Plus I’m feeling jealous. Which I know is petty and nonsensical, because I don’t want The Pedant all to myself, but still. When he was all “I think things with this woman have real long term potential and we’ve been discussing moving in together” it felt like like a bit of a slap in the face, like he was blatantly telling me that I was just a throwaway or something. I had to bite my tongue to keep from saying “jeez, dude, I’m right here.”
The thing is, though, I miss having someone who’s committed to me (not monogamous to me necessarily, but committed. Super into me and in it for the long haul). It felt like I was almost there with Mine, but then the bottom fell out of that. And now the person I’ve currently been seeing the longest and have the most affection for is absenting himself.
In the years since I’ve been broken up with Minx, I’ve felt single. I mean even while seeing multiple people I never thought of myself as being in multiple relationships; more like single and “dating around,” but without the presumed goal of eventually narrowing my focus to one person. I am currently in a phase where I am fucking sick of being single, and feeling kind of self-pitying about it. This too shall pass. Probably. Tends to come and go in waves.
And dammit, the more I think about it, the more pissed off I am at The Pedant waiting until the end of the night to break his news to me. Because during the course of his visit I said a bunch of stuff that clearly presumed a future of regular sex between us – things like “Hey I’m not saying right now but at some point would you consider getting acquainted with my strap-on?” or “So since you’re considering getting laser hair removal over your entire body – if you want a preview of what that would look or feel like I can help you do some waxing if you want” and he knew we would stop being on a naked basis as of later that night and kept it to himself and just gave me noncommittal/neutral answers instead.
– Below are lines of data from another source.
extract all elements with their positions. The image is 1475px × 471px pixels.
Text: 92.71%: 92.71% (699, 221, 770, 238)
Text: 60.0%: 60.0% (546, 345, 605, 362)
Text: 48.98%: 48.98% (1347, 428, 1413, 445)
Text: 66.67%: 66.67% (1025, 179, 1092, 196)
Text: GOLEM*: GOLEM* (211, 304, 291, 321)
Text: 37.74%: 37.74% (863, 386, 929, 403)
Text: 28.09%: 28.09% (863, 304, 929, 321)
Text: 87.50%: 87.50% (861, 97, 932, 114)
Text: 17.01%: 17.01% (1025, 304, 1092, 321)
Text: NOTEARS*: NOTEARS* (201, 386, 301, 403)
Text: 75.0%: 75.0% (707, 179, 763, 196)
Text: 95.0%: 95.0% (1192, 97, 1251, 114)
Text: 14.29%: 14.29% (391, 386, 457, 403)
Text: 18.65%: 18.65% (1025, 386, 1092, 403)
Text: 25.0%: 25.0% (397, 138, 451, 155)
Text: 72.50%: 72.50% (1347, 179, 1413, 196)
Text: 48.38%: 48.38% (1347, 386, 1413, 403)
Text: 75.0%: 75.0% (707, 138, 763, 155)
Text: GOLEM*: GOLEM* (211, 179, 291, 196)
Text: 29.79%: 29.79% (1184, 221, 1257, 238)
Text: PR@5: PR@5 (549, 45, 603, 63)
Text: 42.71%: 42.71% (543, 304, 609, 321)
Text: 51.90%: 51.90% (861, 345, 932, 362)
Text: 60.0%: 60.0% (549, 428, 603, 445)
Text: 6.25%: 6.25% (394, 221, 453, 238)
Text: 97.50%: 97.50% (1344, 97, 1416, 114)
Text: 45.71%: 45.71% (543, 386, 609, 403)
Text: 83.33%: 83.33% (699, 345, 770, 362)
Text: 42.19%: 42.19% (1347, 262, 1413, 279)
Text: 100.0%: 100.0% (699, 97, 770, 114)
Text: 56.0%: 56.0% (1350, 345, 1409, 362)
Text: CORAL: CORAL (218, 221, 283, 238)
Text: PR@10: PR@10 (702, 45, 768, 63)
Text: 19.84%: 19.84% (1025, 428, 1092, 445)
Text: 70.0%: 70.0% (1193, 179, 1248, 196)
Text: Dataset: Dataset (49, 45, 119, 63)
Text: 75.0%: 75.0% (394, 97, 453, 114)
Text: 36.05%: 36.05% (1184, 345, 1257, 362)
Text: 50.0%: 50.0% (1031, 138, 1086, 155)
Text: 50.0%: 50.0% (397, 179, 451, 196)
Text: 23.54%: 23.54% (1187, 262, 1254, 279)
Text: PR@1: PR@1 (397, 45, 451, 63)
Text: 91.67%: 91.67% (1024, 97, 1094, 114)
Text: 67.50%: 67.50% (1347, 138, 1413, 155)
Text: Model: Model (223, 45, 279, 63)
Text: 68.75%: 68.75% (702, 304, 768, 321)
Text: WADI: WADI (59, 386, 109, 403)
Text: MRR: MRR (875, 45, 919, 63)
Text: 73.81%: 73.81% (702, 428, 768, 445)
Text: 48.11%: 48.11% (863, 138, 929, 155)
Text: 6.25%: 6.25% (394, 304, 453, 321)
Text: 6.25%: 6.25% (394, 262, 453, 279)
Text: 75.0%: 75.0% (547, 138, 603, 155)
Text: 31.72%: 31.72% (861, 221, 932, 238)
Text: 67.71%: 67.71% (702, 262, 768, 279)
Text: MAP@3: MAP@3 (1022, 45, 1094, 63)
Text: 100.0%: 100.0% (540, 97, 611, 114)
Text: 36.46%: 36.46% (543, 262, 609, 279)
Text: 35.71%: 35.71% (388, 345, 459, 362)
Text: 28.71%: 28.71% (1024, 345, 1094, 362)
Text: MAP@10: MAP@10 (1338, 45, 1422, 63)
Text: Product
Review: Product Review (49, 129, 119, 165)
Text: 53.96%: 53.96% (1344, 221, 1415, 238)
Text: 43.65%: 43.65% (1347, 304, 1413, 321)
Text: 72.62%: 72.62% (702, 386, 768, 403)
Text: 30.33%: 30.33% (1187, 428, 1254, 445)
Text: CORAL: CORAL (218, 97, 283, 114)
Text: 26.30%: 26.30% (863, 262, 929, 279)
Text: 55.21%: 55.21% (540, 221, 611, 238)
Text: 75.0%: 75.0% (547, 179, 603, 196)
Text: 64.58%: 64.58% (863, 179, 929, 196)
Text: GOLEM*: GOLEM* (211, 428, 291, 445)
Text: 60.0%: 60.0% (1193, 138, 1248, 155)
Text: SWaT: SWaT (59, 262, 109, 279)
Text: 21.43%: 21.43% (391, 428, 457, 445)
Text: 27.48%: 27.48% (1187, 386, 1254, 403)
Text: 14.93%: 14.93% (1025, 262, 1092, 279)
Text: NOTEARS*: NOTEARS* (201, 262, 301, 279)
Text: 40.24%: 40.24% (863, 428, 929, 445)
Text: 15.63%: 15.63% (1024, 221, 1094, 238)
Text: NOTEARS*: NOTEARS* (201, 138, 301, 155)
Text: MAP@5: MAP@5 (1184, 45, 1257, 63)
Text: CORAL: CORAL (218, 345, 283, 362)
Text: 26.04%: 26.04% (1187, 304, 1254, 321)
His new monogamy with this chick is supposed to be just temporary as they “build a foundation” for their relationship or whatever, and then in theory they’ll open up again. So technically maybe we will go back to fucking each other on a regular basis and his lies of omission weren’t exactly misleading me per se they way they would be if he’d decided to definitely bail on me forever. But I’m still not thrilled.
When we were saying goodbye at my front door we kissed a few times – clinging, slightly melancholic, consciously final kisses – and his kisses and the way he held onto me and the way he looked at me all conveyed a deep affection that reassured me that I still have a place in his life. Maybe not the top spot, but I am dear to him. That much is obvious. I’m not a piece of throwaway tail.
Annnnd now it’s 6am and I really need to get some sleep.